20. Hukuk Dairesi 2011/11202 E. , 2012/169 K.
"İçtihat Metni"MAHKEMESİ :Sulh Hukuk Mahkemesi
Taraflar arasındaki tescil davasının yapılan duruşması sonunda kurulan hükmün Yargıtayca incelenmesi davalı Hazine ve Orman Yönetimi tarafından istenilmekle, süresinde olduğu anlaşılan temyiz dilekçesinin kabulüne karar verildikten sonra dosya incelendi, gereği düşünüldü:
K A R A R
Davacı vekili, dava dilekçesinde sınırlarını bildirdikleri ... köyünde bulunan taşınmazın tapuda kayıtlı olmadığını belirterek, kazandırıcı zamanaşımı zilyetliği yoluyla taşınmaz edinme koşullarının müvekkili yararına oluştuğu iddiasıyla çekişmeli taşınmazın Medeni Yasanın 713. maddesi hükmüne göre müvekkili adına tescili istemiyle dava açmıştır. Mahkemece, dava dilekçesinde sınırları yazılı 12/03/2009 tarihli krokide (B) ile gösterilen 2940,85 m²’lik bölüm yönünden davacı gerçek kişinin davasının reddine, aynı krokide (A) ile gösterilen 7504,85 m²’lik bölüm yönünden ise kabulüne ve bu bölümün davacı gerçek kişi adına tapuya kayıt ve tesciline karar verilmiş, hüküm davacı gerçek kişi vekili tarafından krokide (B) ile gösterilen bölüme, davalı Hazine ve Orman Yönetimi tarafından ise krokide (A) ile gösterilen bölüme yönelik olarak temyiz edilmiştir.

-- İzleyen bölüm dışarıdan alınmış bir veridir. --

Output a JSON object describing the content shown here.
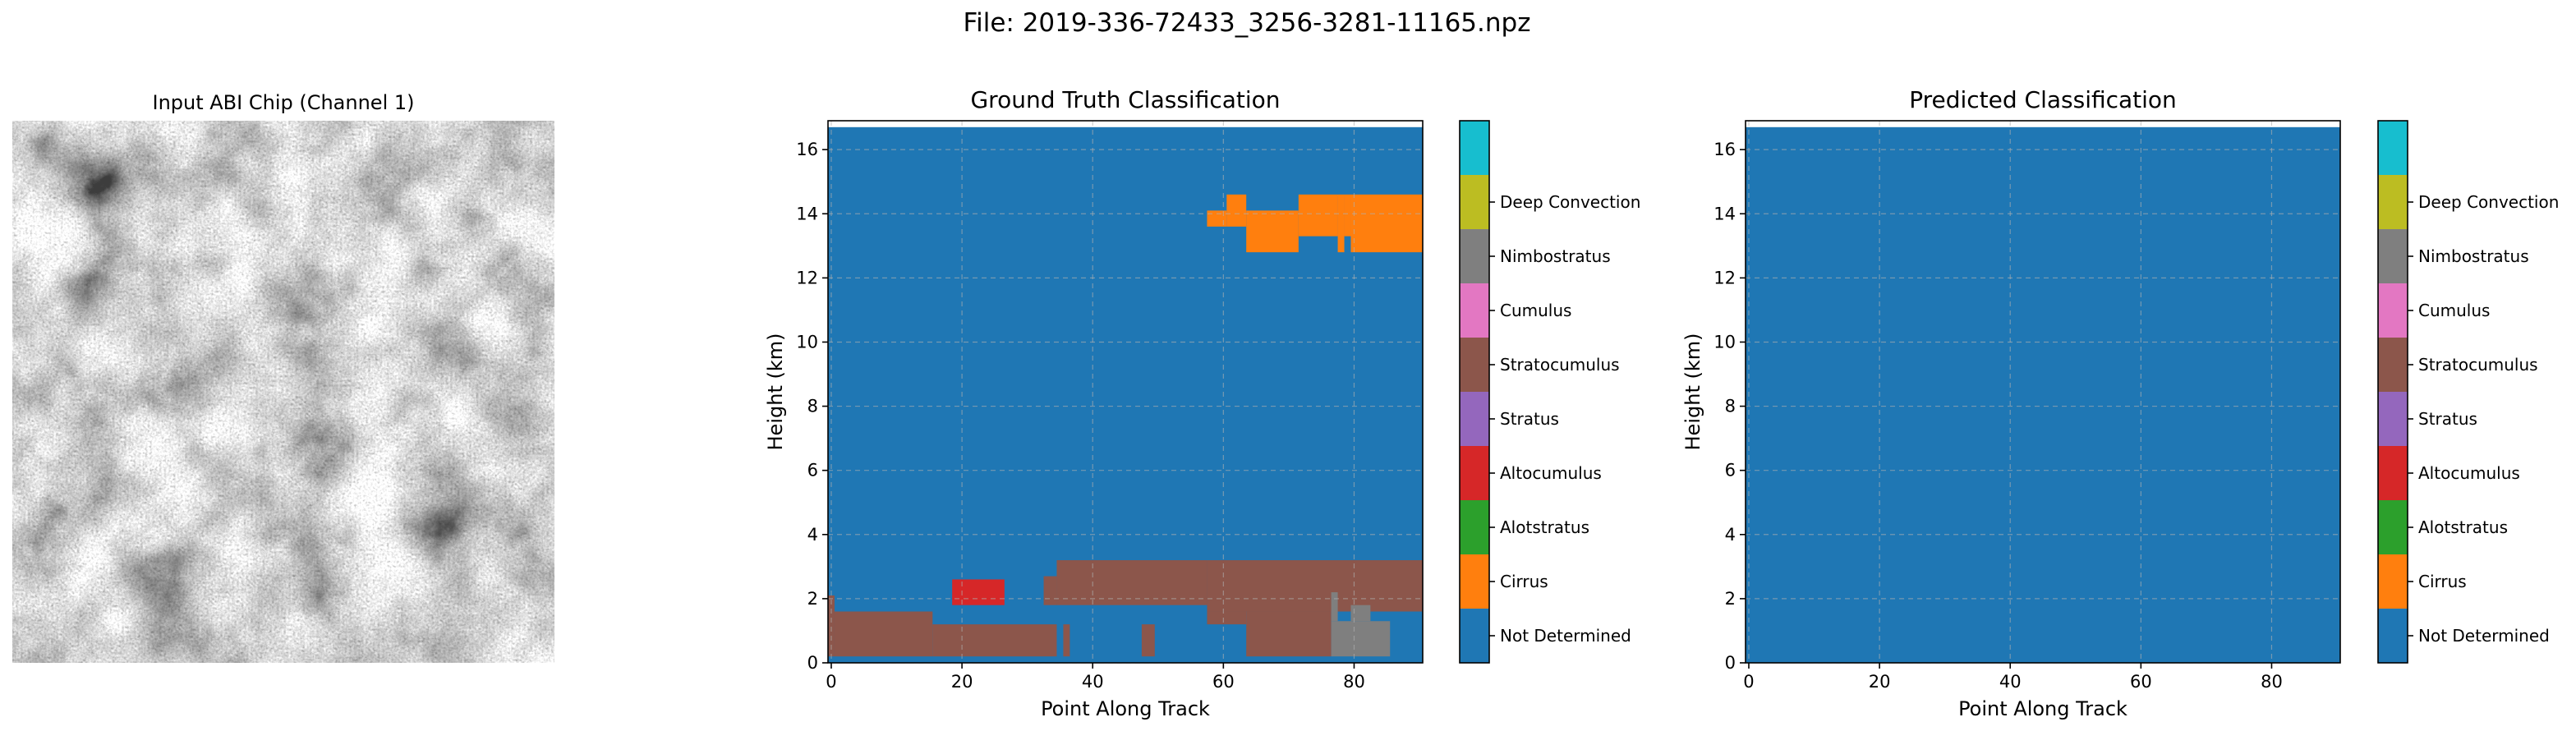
{
  "figure": {
    "suptitle": "File: 2019-336-72433_3256-3281-11165.npz"
  },
  "input_panel": {
    "title": "Input ABI Chip (Channel 1)"
  },
  "colorbar_classes": [
    {
      "label": "Not Determined",
      "color": "#1f77b4"
    },
    {
      "label": "Cirrus",
      "color": "#ff7f0e"
    },
    {
      "label": "Alotstratus",
      "color": "#2ca02c"
    },
    {
      "label": "Altocumulus",
      "color": "#d62728"
    },
    {
      "label": "Stratus",
      "color": "#9467bd"
    },
    {
      "label": "Stratocumulus",
      "color": "#8c564b"
    },
    {
      "label": "Cumulus",
      "color": "#e377c2"
    },
    {
      "label": "Nimbostratus",
      "color": "#7f7f7f"
    },
    {
      "label": "Deep Convection",
      "color": "#bcbd22"
    },
    {
      "label": "",
      "color": "#17becf"
    }
  ],
  "chart_data": [
    {
      "type": "heatmap",
      "title": "Ground Truth Classification",
      "xlabel": "Point Along Track",
      "ylabel": "Height (km)",
      "xlim": [
        -0.5,
        90.5
      ],
      "ylim": [
        0,
        16.9
      ],
      "xticks": [
        0,
        20,
        40,
        60,
        80
      ],
      "yticks": [
        0,
        2,
        4,
        6,
        8,
        10,
        12,
        14,
        16
      ],
      "grid": true,
      "data_top_km": 16.7,
      "background_class": "Not Determined",
      "regions": [
        {
          "class": "Cirrus",
          "x": [
            58,
            61
          ],
          "y": [
            13.6,
            14.1
          ]
        },
        {
          "class": "Cirrus",
          "x": [
            61,
            64
          ],
          "y": [
            13.6,
            14.6
          ]
        },
        {
          "class": "Cirrus",
          "x": [
            64,
            72
          ],
          "y": [
            12.8,
            14.1
          ]
        },
        {
          "class": "Cirrus",
          "x": [
            72,
            78
          ],
          "y": [
            13.3,
            14.6
          ]
        },
        {
          "class": "Cirrus",
          "x": [
            78,
            79
          ],
          "y": [
            12.8,
            14.6
          ]
        },
        {
          "class": "Cirrus",
          "x": [
            79,
            80
          ],
          "y": [
            13.3,
            14.6
          ]
        },
        {
          "class": "Cirrus",
          "x": [
            80,
            91
          ],
          "y": [
            12.8,
            14.6
          ]
        },
        {
          "class": "Altocumulus",
          "x": [
            19,
            27
          ],
          "y": [
            1.8,
            2.6
          ]
        },
        {
          "class": "Stratocumulus",
          "x": [
            0,
            1
          ],
          "y": [
            0.2,
            2.1
          ]
        },
        {
          "class": "Stratocumulus",
          "x": [
            1,
            16
          ],
          "y": [
            0.2,
            1.6
          ]
        },
        {
          "class": "Stratocumulus",
          "x": [
            16,
            35
          ],
          "y": [
            0.2,
            1.2
          ]
        },
        {
          "class": "Stratocumulus",
          "x": [
            33,
            35
          ],
          "y": [
            1.8,
            2.7
          ]
        },
        {
          "class": "Stratocumulus",
          "x": [
            35,
            58
          ],
          "y": [
            1.8,
            3.2
          ]
        },
        {
          "class": "Stratocumulus",
          "x": [
            48,
            50
          ],
          "y": [
            0.2,
            1.2
          ]
        },
        {
          "class": "Stratocumulus",
          "x": [
            58,
            91
          ],
          "y": [
            1.6,
            3.2
          ]
        },
        {
          "class": "Stratocumulus",
          "x": [
            58,
            64
          ],
          "y": [
            1.2,
            1.6
          ]
        },
        {
          "class": "Stratocumulus",
          "x": [
            64,
            77
          ],
          "y": [
            0.2,
            1.6
          ]
        },
        {
          "class": "Stratocumulus",
          "x": [
            36,
            37
          ],
          "y": [
            0.2,
            1.2
          ]
        },
        {
          "class": "Nimbostratus",
          "x": [
            77,
            86
          ],
          "y": [
            0.2,
            1.3
          ]
        },
        {
          "class": "Nimbostratus",
          "x": [
            77,
            78
          ],
          "y": [
            1.3,
            2.2
          ]
        },
        {
          "class": "Nimbostratus",
          "x": [
            80,
            83
          ],
          "y": [
            1.3,
            1.8
          ]
        }
      ]
    },
    {
      "type": "heatmap",
      "title": "Predicted Classification",
      "xlabel": "Point Along Track",
      "ylabel": "Height (km)",
      "xlim": [
        -0.5,
        90.5
      ],
      "ylim": [
        0,
        16.9
      ],
      "xticks": [
        0,
        20,
        40,
        60,
        80
      ],
      "yticks": [
        0,
        2,
        4,
        6,
        8,
        10,
        12,
        14,
        16
      ],
      "grid": true,
      "data_top_km": 16.7,
      "background_class": "Not Determined",
      "regions": []
    }
  ]
}
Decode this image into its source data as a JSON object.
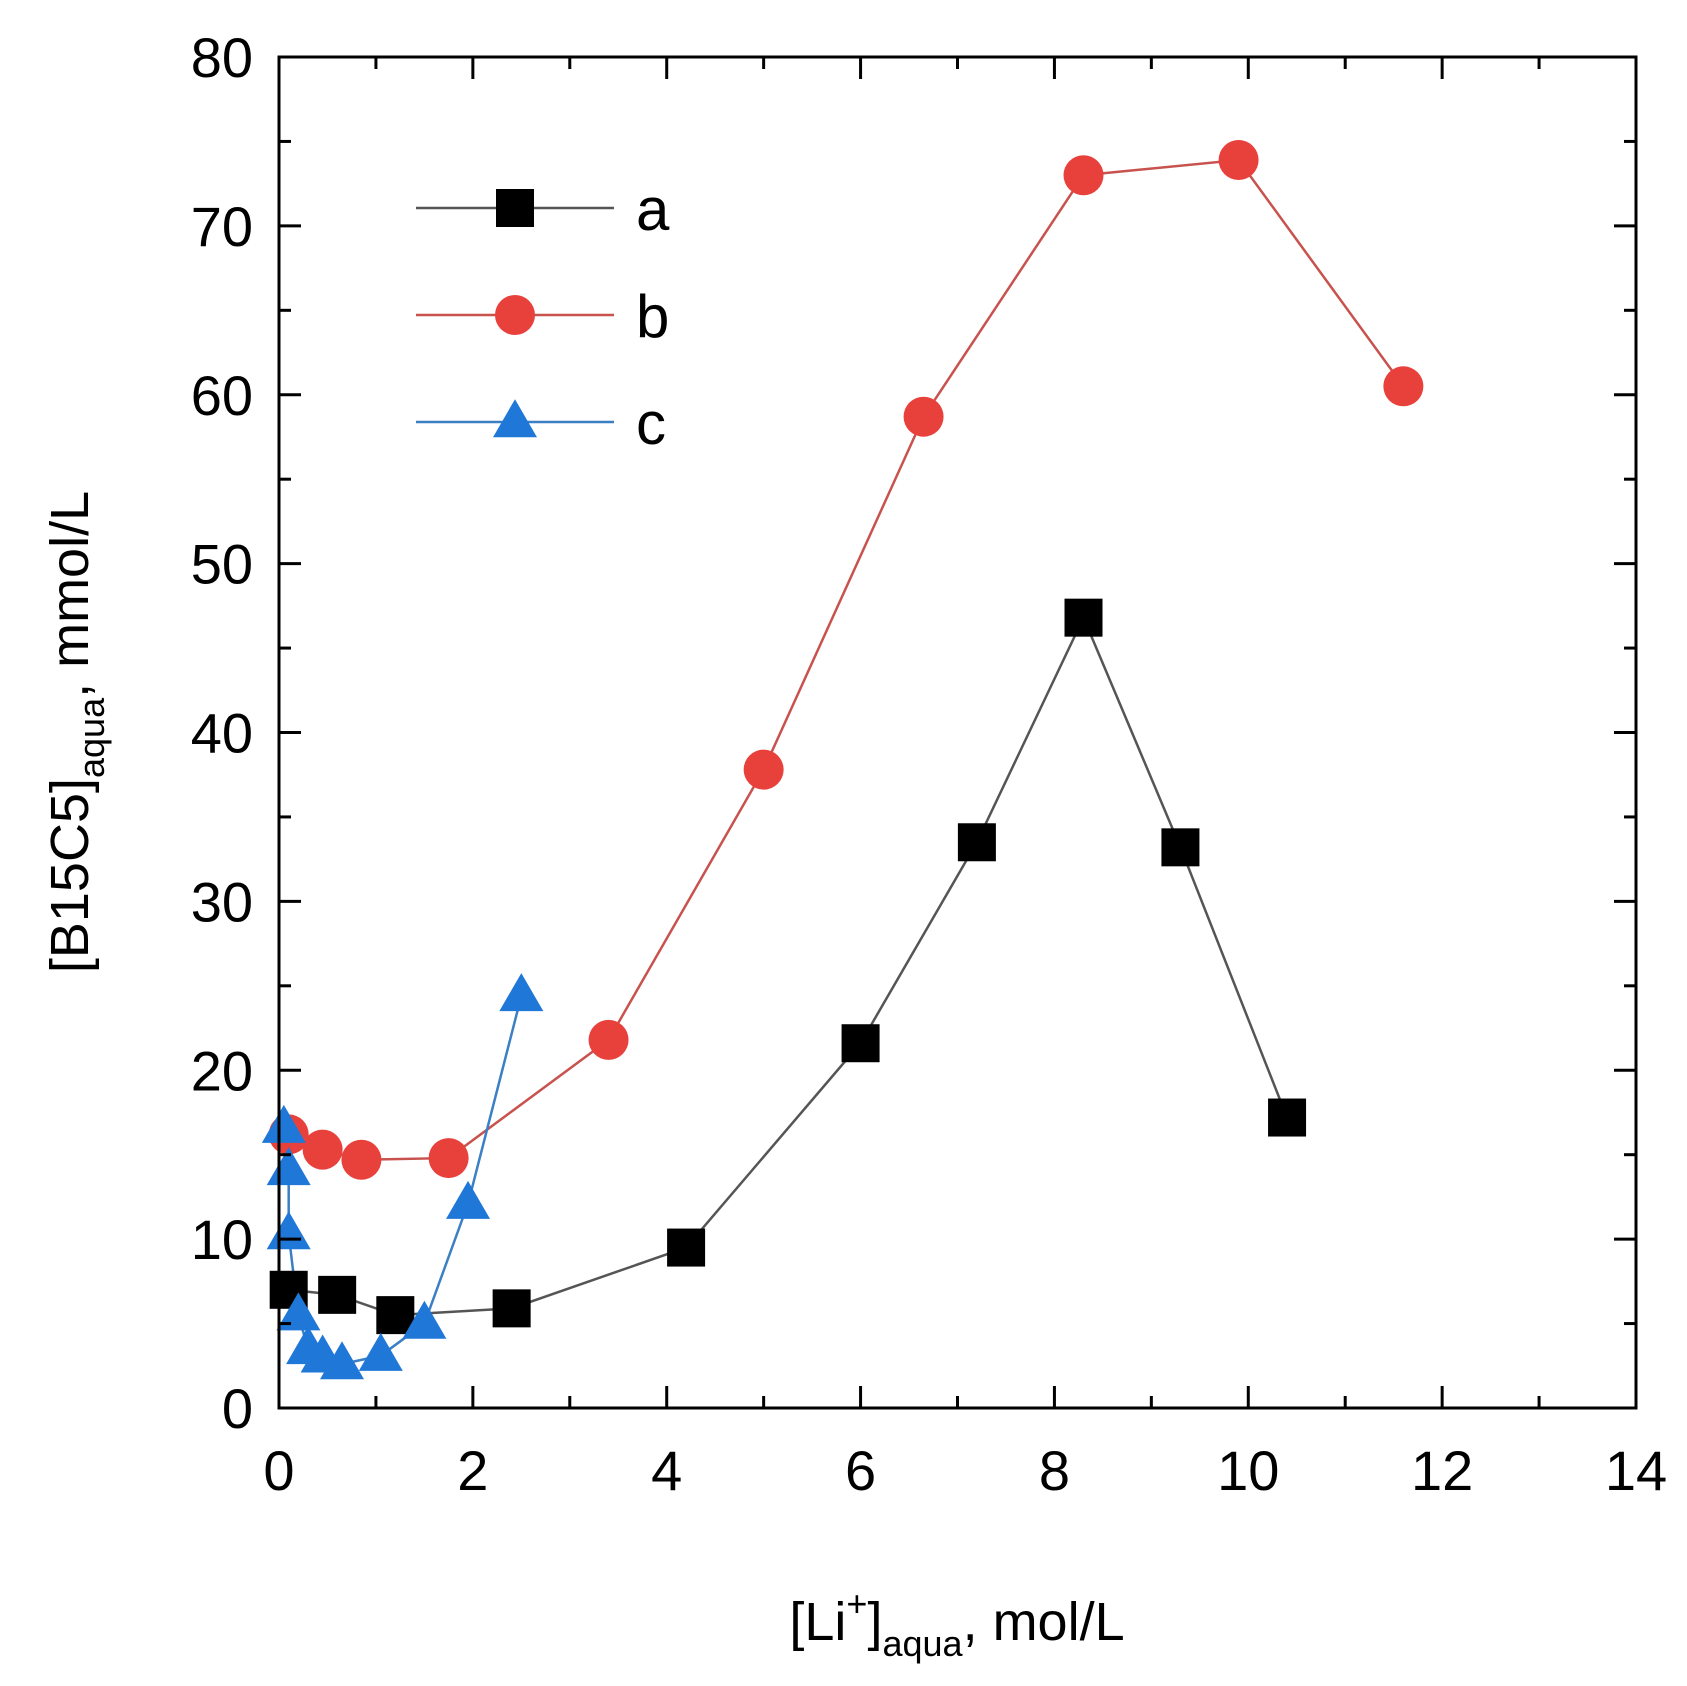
{
  "chart_data": {
    "type": "line",
    "title": "",
    "xlabel": {
      "main": "[Li",
      "sup": "+",
      "close": "]",
      "sub": "aqua",
      "unit": ", mol/L"
    },
    "ylabel": {
      "main": "[B15C5]",
      "sub": "aqua",
      "unit": ", mmol/L"
    },
    "xlim": [
      0,
      14
    ],
    "ylim": [
      0,
      80
    ],
    "xticks": [
      0,
      2,
      4,
      6,
      8,
      10,
      12,
      14
    ],
    "yticks": [
      0,
      10,
      20,
      30,
      40,
      50,
      60,
      70,
      80
    ],
    "grid": false,
    "legend_position": "top-left",
    "series": [
      {
        "name": "a",
        "marker": "square",
        "color": "#000000",
        "line_color": "#555555",
        "x": [
          0.1,
          0.6,
          1.2,
          2.4,
          4.2,
          6.0,
          7.2,
          8.3,
          9.3,
          10.4
        ],
        "y": [
          7.0,
          6.7,
          5.5,
          5.9,
          9.5,
          21.6,
          33.5,
          46.8,
          33.2,
          17.2
        ]
      },
      {
        "name": "b",
        "marker": "circle",
        "color": "#e8413c",
        "line_color": "#c8524e",
        "x": [
          0.1,
          0.45,
          0.85,
          1.75,
          3.4,
          5.0,
          6.65,
          8.3,
          9.9,
          11.6
        ],
        "y": [
          16.2,
          15.3,
          14.7,
          14.8,
          21.8,
          37.8,
          58.7,
          73.0,
          73.9,
          60.5
        ]
      },
      {
        "name": "c",
        "marker": "triangle",
        "color": "#1f77d8",
        "line_color": "#3b7fc4",
        "x": [
          0.05,
          0.1,
          0.1,
          0.2,
          0.3,
          0.45,
          0.65,
          1.05,
          1.5,
          1.95,
          2.5
        ],
        "y": [
          16.6,
          14.1,
          10.3,
          5.5,
          3.5,
          3.0,
          2.6,
          3.1,
          5.0,
          12.1,
          24.4
        ]
      }
    ]
  }
}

Dava dilekçesindeki açıklamaya göre dava, Medeni Yasanın 713. maddesi hükmü uyarınca tapusuz olan taşınmazın tesciline ilişkindir.
Çekişmeli taşınmazın bulunduğu yerde 1953 yılında ilan edilerek 1954 yılında kesinleşen orman kadastrosu bulunmaktadır. Çekişmeli taşınmaz 11/12/1958 tarihinde kesinleşen genel arazi kadastrosu sırasında fundalık niteliği ile tespit dışı bırakılmıştır.
1) İncelenen dosya kapsamına, kararın dayandığı gerekçeye ve özellikle keşif sonucu düzenlenen bilirkişi raporunda, çekişmeli taşınmazın krokide (B) ile gösterilen bölümünün % 25-30 eğimli, çalılık ve fundalık niteliğinde eylemli biçimde orman olduğu saptandığına göre, davacı gerçek kişi vekilinin taşınmazın krokide (B) ile gösterilen 2940,85 m²’lik bölümüne yönelik temyiz itirazlarının reddine karar vermek gerekmiştir.
2) Davalı Hazine ve Orman Yönetiminin kabule konu çekişmeli taşınmazın krokide (A) ile gösterilen 7504,85 m²’lik bölüme yönelik temyiz itirazlarına gelince;
Mahkemece, krokide (A) ile gösterilen bölümün, orman sayılmayan yerlerden olduğu kabul edilerek, taşınmazın bu bölümünün davacı adına tesciline karar verilmiş ise de; delillerin takdirinde yanılgıya düşülmüştür. Şöyle ki; hükme esas alınan uzman orman bilirkişi raporunda, çekişmeli taşınmazın doğal eğiminin % 15-20 olduğu, 1954 yılında seri bazda yapılan orman kadastrosu sınırları dışında kaldığı, 1958 yılında yapılan arazi kadastrosunda ise paftasına fundalık yazılarak tapulama harici bırakıldığı bildirilmiştir.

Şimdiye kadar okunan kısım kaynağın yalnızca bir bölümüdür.